Chapters 5 and 9 impacted me because I think they catch the very essence of the Psalms, and of the point of human existence. In “The Fair Beauty of the Lord” Lewis speaks of Psalms that are simply gushing with pleasure over God’s law, God’s presence, and God’s temple. He says this:
I have rather—though the expression may seem harsh to some—called this the “appetite for God” than “the love of God”. The “love of God” too easily suggests the word “spiritual” in all those negative or restrictive senses, which it has unhappily acquired. These old poets do not seem to think that they are meritorious or pious for having such feelings; nor on the other hand, that they are privileged in being given the grace to have them…It has all the cheerful spontaneity of a natural, even physical desire. (p.51).
Their desire for God is not out of piety, duty, or coercion.
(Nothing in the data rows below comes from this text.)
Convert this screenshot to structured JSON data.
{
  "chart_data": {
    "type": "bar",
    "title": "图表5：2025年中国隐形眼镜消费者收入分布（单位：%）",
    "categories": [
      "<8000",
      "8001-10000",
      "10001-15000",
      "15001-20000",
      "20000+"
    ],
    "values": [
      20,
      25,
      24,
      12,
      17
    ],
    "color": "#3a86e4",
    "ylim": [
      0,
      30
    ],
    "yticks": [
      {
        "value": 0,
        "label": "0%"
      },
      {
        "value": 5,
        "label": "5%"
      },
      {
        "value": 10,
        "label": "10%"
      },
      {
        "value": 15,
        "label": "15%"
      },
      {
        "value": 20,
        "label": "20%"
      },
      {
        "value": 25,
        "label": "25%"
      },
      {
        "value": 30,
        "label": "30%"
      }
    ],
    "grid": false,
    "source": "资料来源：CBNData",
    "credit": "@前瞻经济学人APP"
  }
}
There is such a thing as “desire for God” that has nothing to do with religious obligation. Ah, what a blessed relief to know what “appetite” he is talking about!
He more explicitly states in Chapter 9 what he is implying in Chapter 5—that to glorify God IS to enjoy Him. To delight in Him IS to glorify him. In my head I was hearing John Piper’s voice and watching his wild hand motions as I read:
I think we delight to praise what we enjoy because the praise not merely expresses but completes the enjoyment; it is its appointed consummation. (p. 95)
The Scotch catechism says that man’s chief end is “to glorify God and enjoy Him forever”. But we shall then know that these are the same thing. Fully to enjoy is to glorify. In commanding us to glorify Him, God is inviting us to enjoy Him. (p. 97)
This is so exquisitely freeing! If you want to know more, just go to Desiring God and look up “Christian Hedonism.”
If I had one negative critique for this book it would be C.S. Lewis’ seemingly low view of scripture. While he makes clear in places that he believes the Bible to be an inspired narrative and strongly influenced by God, he tends to cherry-pick what he thinks is edifying, true, and morally upright and what isn’t. I disagreed with this quote from Chapter 11:
The human qualities of the raw materials show through. Naivety, error, contradiction, even (as in the cursing Psalms) wickedness are not removed. The total result is not “the Word of God” in the sense that every passage, in itself, gives impeccable science or history. (p. 112)
I hold that every word of the LORD proves true (Proverbs 30:5) and all scripture is breathed out by God and profitable for teaching, for reproof, for correction, and for training in righteousness (2 Tim 3:16).
Overall this was a fantastic read and I would recommend it. Just be sure to read it as it is intended to be read—as a collection of essay/blog post/reflections and not as a commentary.